Biopsy and histopathological confirmation

Gastric mucosal biopsies were also obtained from all patients for histopathology examination, two from the antrum (greater and lesser curvature) and two from the corpus (greater and lesser curvature)27. All samples were fixed in 10% buffered formalin solution, sent to the pathology department, where they were embedded in paraffin. Hematoxylin and eosin, Giemsa, and IHC staining was performed in all cases to determine the presence of H. pylori (Supplementary Fig. 4). Two expert pathologists, who were blinded to the results of the sweeping and conventional biopsy sampling method, performed the analysis.

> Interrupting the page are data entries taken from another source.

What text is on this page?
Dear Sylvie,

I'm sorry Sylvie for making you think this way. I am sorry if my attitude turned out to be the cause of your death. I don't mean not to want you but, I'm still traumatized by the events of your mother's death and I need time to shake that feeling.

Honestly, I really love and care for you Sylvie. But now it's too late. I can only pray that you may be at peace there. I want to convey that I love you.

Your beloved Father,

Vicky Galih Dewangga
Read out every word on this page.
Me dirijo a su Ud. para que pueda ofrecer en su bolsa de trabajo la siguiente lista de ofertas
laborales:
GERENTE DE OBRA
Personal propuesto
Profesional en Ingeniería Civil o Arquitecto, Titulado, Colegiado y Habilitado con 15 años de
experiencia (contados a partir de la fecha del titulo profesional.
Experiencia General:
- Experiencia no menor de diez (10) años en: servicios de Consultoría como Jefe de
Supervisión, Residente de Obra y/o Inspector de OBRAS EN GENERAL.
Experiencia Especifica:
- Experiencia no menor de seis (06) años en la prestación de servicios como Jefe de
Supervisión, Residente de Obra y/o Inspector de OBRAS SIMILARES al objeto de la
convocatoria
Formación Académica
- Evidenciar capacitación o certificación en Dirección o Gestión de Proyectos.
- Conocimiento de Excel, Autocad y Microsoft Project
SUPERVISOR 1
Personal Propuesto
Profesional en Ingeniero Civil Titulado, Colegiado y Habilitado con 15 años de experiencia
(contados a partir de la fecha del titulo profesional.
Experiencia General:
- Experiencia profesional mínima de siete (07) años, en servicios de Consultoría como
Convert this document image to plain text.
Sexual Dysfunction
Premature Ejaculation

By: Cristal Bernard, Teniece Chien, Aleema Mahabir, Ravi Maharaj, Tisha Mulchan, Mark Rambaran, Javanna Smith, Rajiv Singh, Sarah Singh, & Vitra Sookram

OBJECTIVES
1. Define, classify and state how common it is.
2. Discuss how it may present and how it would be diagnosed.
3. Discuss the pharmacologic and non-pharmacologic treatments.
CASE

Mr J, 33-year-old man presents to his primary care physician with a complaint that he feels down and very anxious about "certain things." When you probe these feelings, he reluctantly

Genomic DNA extraction and RT-PCR for detection of H. pylori infection

We retrieved the formalin-fixed paraffin-embedded tissue blocks of gastric biopsy specimens from the archives of the pathology department. To obtain sufficient amount of genomic DNA, 7–8 sections of 10 μm thickness were cut from the formalin-fixed paraffin-embedded tissue block. After deparaffinization and rehydration, the DNA extraction procedure was performed with a QIAMP DNA micro kit (Qiagen, Hilden, Germany) according to manufacturer’s instruction. To determine any infection by H. pylori, a U-TOP HPY CLAR detection kit (SeaSun Biomaterials, Daejeon, Republic of Korea) was used. RT-PCR was performed using the CFX96 RT-PCR detection system (Bio-Rad, Hercules, CA, USA) according to the manufacturer’s manual. Data were analyzed using BIO-RAD CFX manager v1.6 software (Bio-Rad, Hercules, CA, USA). Presence of H. pylori was determined by the fluorescence signal of detection probes and corresponding melting temperature.

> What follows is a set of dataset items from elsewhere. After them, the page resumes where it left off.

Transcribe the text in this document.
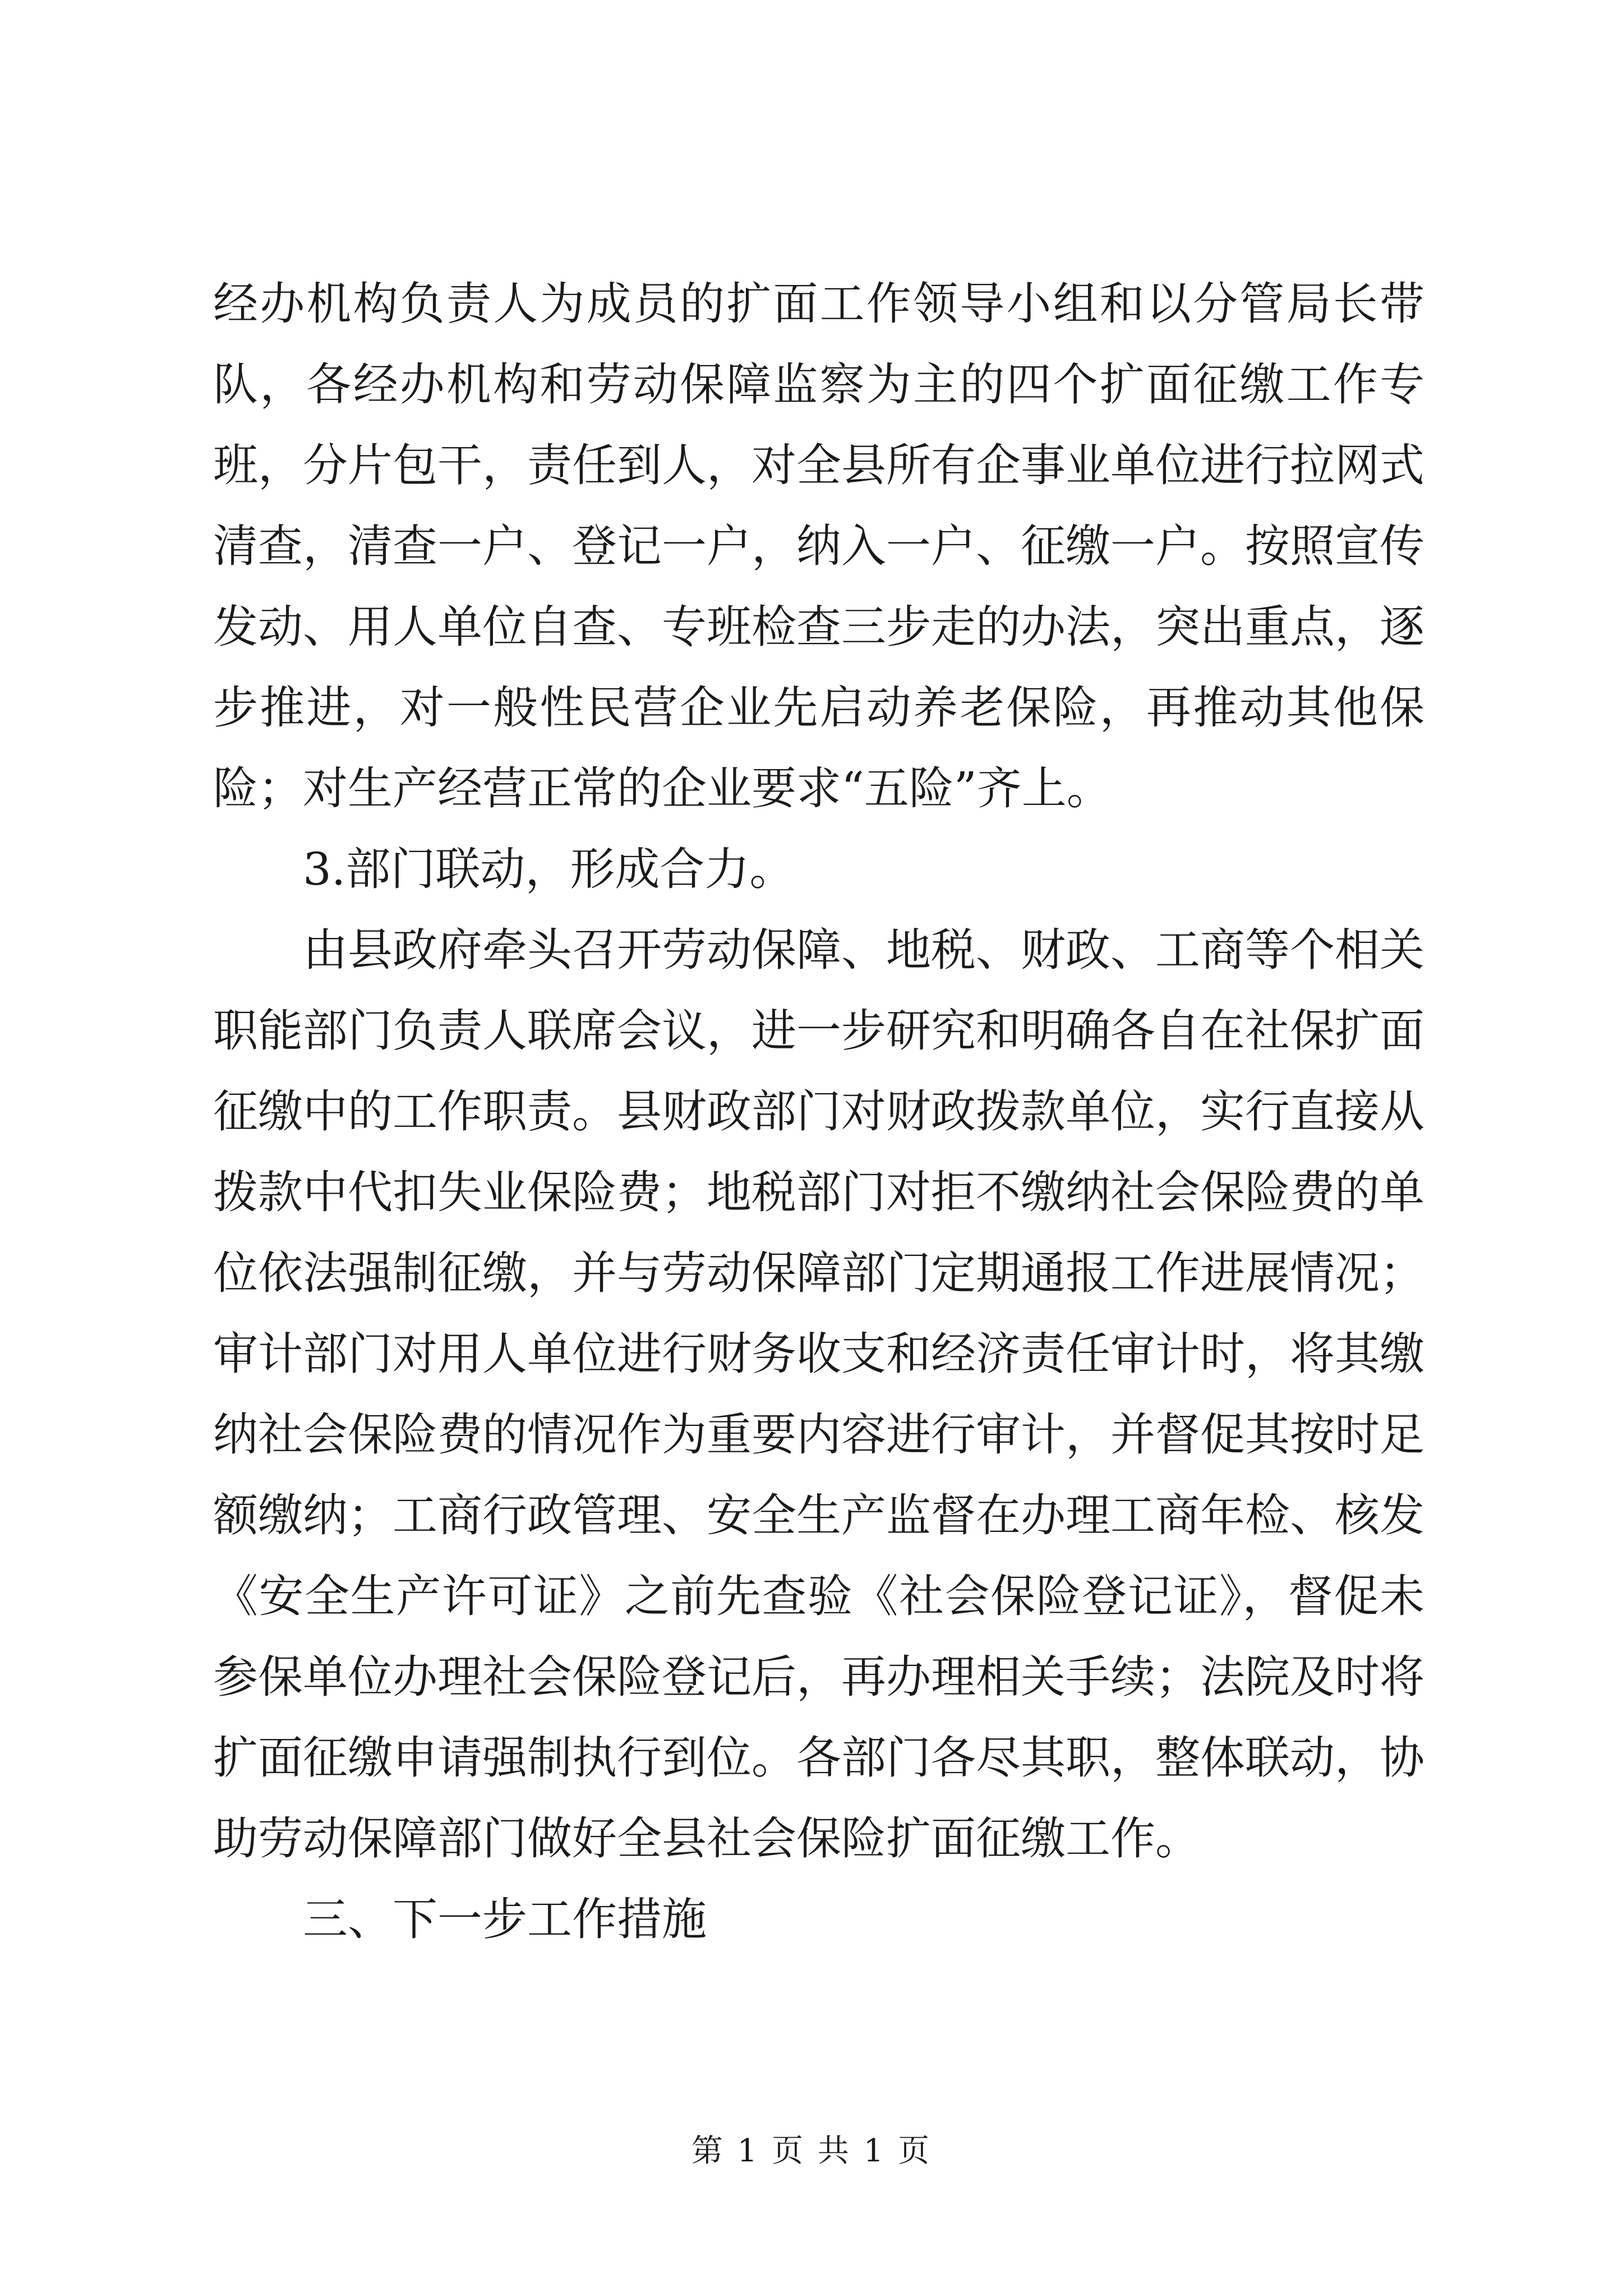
经办机构负责人为成员的扩面工作领导小组和以分管局长带队，各经办机构和劳动保障监察为主的四个扩面征缴工作专班，分片包干，责任到人，对全县所有企事业单位进行拉网式清查，清查一户、登记一户，纳入一户、征缴一户。按照宣传发动、用人单位自查、专班检查三步走的办法，突出重点，逐步推进，对一般性民营企业先启动养老保险，再推动其他保险；对生产经营正常的企业要求“五险”齐上。

3.部门联动，形成合力。

由县政府牵头召开劳动保障、地税、财政、工商等个相关职能部门负责人联席会议，进一步研究和明确各自在社保扩面征缴中的工作职责。县财政部门对财政拨款单位，实行直接从拨款中代扣失业保险费；地税部门对拒不缴纳社会保险费的单位依法强制征缴，并与劳动保障部门定期通报工作进展情况；审计部门对用人单位进行财务收支和经济责任审计时，将其缴纳社会保险费的情况作为重要内容进行审计，并督促其按时足额缴纳；工商行政管理、安全生产监督在办理工商年检、核发《安全生产许可证》之前先查验《社会保险登记证》，督促未参保单位办理社会保险登记后，再办理相关手续；法院及时将扩面征缴申请强制执行到位。各部门各尽其职，整体联动，协助劳动保障部门做好全县社会保险扩面征缴工作。

三、下一步工作措施

第 1 页 共 1 页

Helicobacter pylori infection by gold standard definition

Because both histopathology and PCR have very high sensitivity and specificity27,28, we defined H. pylori infection status as positive if at least one of the histopathology (IHC) and PCR results was positive. All other cases were considered non-infection.

Study outcomes

The primary outcome was the diagnostic performance of the sweeping method in detecting H. pylori infection. The sensitivity, specificity, and accuracy of the sweeping method were analyzed and compared against those of the conventional method. The secondary outcome was the time for detection.

Statistical analysis

The sample size was calculated to detect a difference of 0.132 between two diagnostic tests whose sensitivities are 0.985 and 0.853, respectively (preliminary study), with a power of 90%. This procedure uses a two-sided McNemar test with a significance level of 0.05. The prevalence of H. pylori infection in the general population is 0.53029. The proportion of discordant pairs is 0.185. Based on this sample size calculation, a minimum of 200 participants was required. The time to H. pylori detection between the conventional and sweeping methods was compared using a t-test, and the degree of bleeding and damage to the mucosa was compared using Fisher’s exact test. The sensitivity, specificity, accuracy, positive predictive value (PPV), and negative predictive value (NPV) were calculated, including the 95% confidence intervals (CI). Cohen’s kappa coefficient was used to determine the agreement between the sweeping method and either the conventional method, the histopathology, or PCR. Kappa values can be interpreted as follows: < 0.00, poor; 0.00–0.20, slight; 0.21–0.40, fair; 0.41–0.60, moderate; 0.61–0.80, substantial; 0.81–1.00, almost perfect30. The receiver operating characteristic curve was calculated, with the corresponding 95% CI, and the statistical difference in the area under the receiver operating characteristic (AUROC) between the two methods was evaluated using the method of DeLong et al.31 All reported P-values were two-sided, and a P-value of < 0.05 was considered significant. Analyses were performed using SAS version 9.4 (SAS Institute Inc., Cary, NC, USA).